Lost Sayings of the Jedi Christian 1

How does one become a Jedi Christian? By wanting to.

Thomas Merton was walking on Sixth Avenue with Bob Lax one spring evening when Lax asked him, “What do you want to be anyway?” “I don’t know; I guess what I want to be is to be a good Catholic.” Lax replied, “What do you mean you want to be a good Catholic? What you should say is that you want to be a saint.” Taken back Merton responded, “How do you expect me to become a saint…I can’t be a saint. I can’t be a saint.”

Then Lax said, “all that is necessary to be a saint is to want to be one. Don’t you believe that God will make you what he created you to be if you consent to let Him do it? All you have to do is desire it.”

(The Seven Story Mountain, NY, Harcourt, Brace and Co., 1948, 1978 (New American Library, 1961), pp.237-38

Few Words.

Chuck Palahniuk, author of Fight Club, captures the danger of words in Lullaby: “Sticks and stones will break your bones, but now words can kill too. The new death, this plague can come from anywhere, a song, an overheard announcement, a news bulletin, a sermon, a street musician; you can catch death from a telemarketer, a teacher, an internet file, a birthday card, a fortune cookie, a million people might watch a television show then be dead the next morning because of an advertising jingle.”

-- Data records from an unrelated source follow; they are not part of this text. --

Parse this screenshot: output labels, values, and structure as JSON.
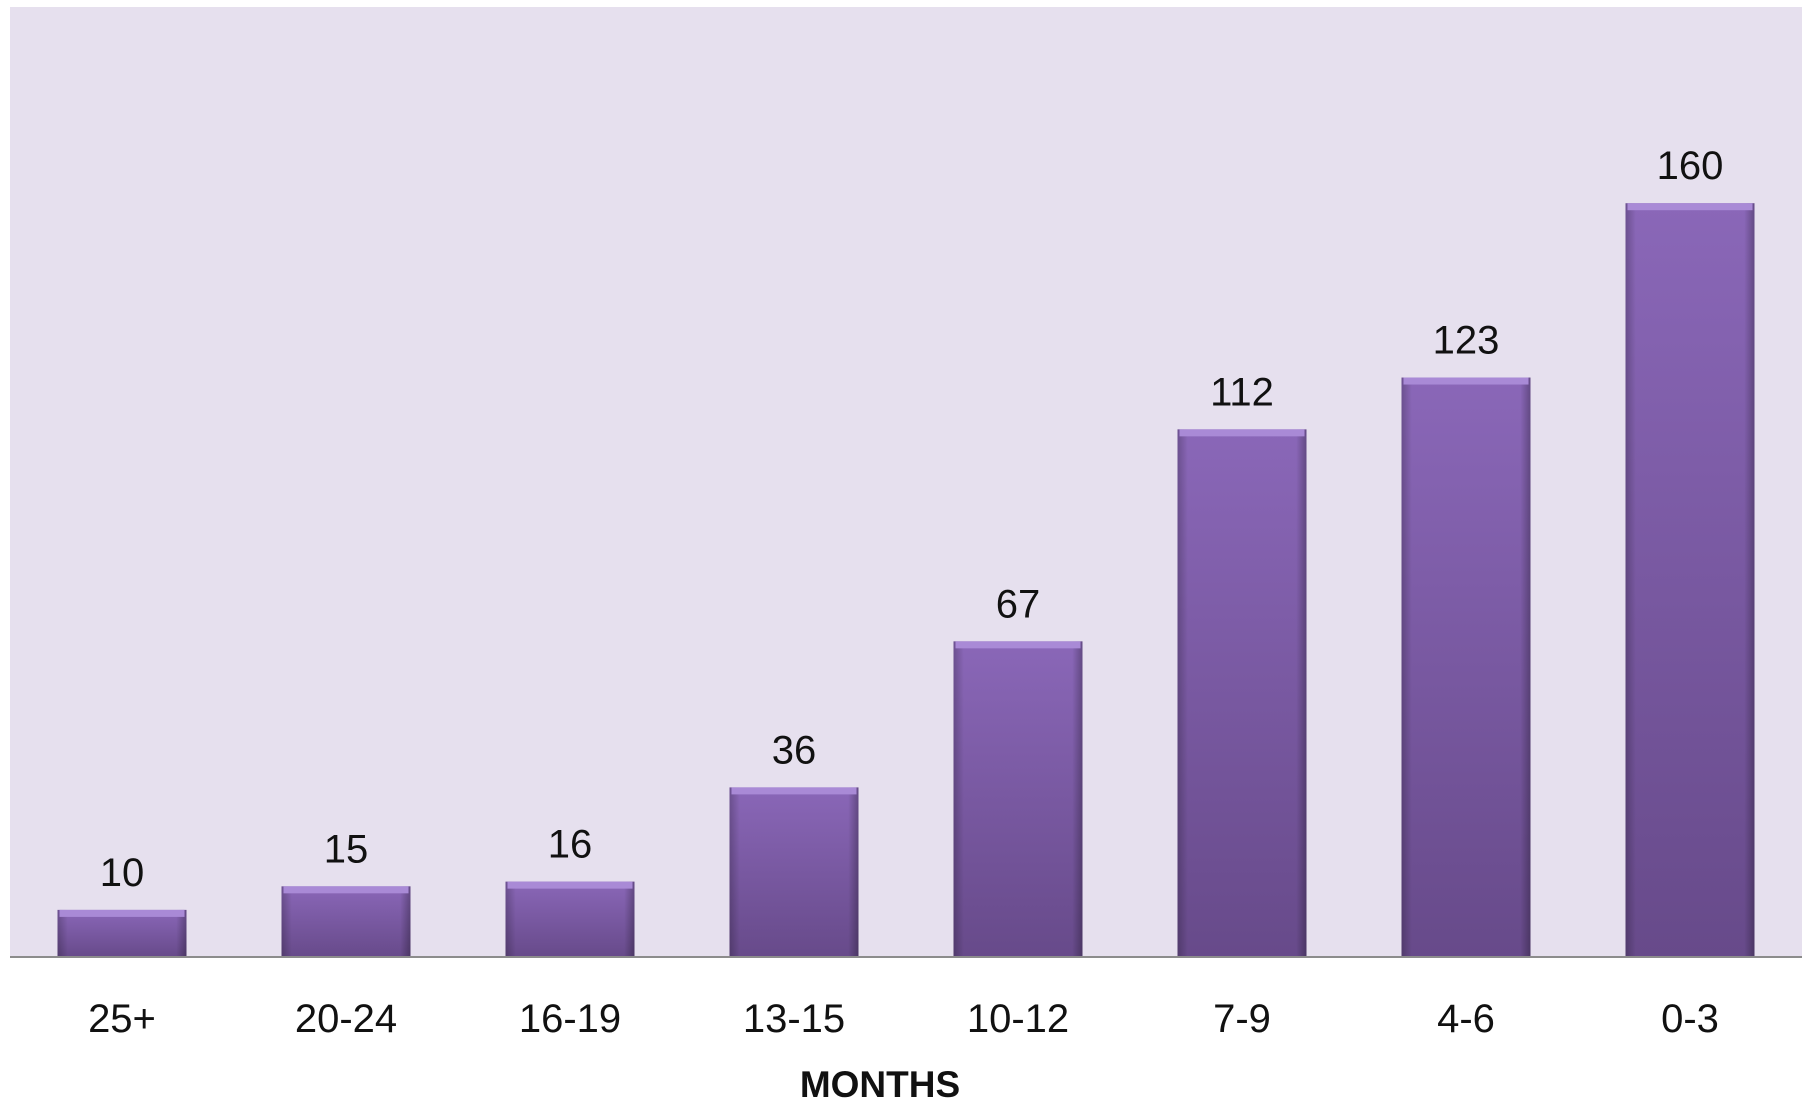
{
  "chart_data": {
    "type": "bar",
    "categories": [
      "25+",
      "20-24",
      "16-19",
      "13-15",
      "10-12",
      "7-9",
      "4-6",
      "0-3"
    ],
    "values": [
      10,
      15,
      16,
      36,
      67,
      112,
      123,
      160
    ],
    "xlabel": "MONTHS",
    "ylim": [
      0,
      180
    ],
    "grid": false,
    "legend": "none",
    "colors": {
      "plot_background": "#e6e0ee",
      "bar_light": "#8a67b8",
      "bar_dark": "#674a8a",
      "bar_top": "#a98ad6",
      "axis": "#8c8c8c",
      "text": "#111111"
    }
  }
}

Your generation is weary of word bombardment and yet some of your teachers practice it. Jesus was one of few, but well chosen words.

Loaves and Fishes

Father McCloskey of Opus Dei said, “If you want to change the world, what you usually do is go for the best people.” George Barna envisions a farm system of the best and brightest.

God has nothing against the ‘best and brightest.’ God called Paul, an intellectual giant of his day, and C.S. Lewis, a bright bulb in ours. But God is more concerned about loyalty of heart and the full offering of gifts for His use, than He is in their valuation by humans.

The best and brightest are tempted towards hubris. With JFK they brought America the Viet Nam War. When God sought a King for Israel he chose the Shepherd boy David over his warrior-brothers; when Jesus wanted to feed the five thousand he asked for what was available and fed 5000 from the five loaves and two fishes brought to Him.

Life fully lived.

In Tuck Everlasting you are reminded to not fear death, but rather to fear the ‘un-lived life.’ You don’t have to fear death; you just have to live life fully. The Jedi Christian is confident of life everlasting and so lives each day of this life aware of its teeming possibilities. Abraham Maslow called it the ‘actualized life,’ Jesus called it the ‘abundant life.’ Whatever you choose to call it—just live it—each second, each minute, each hour all day.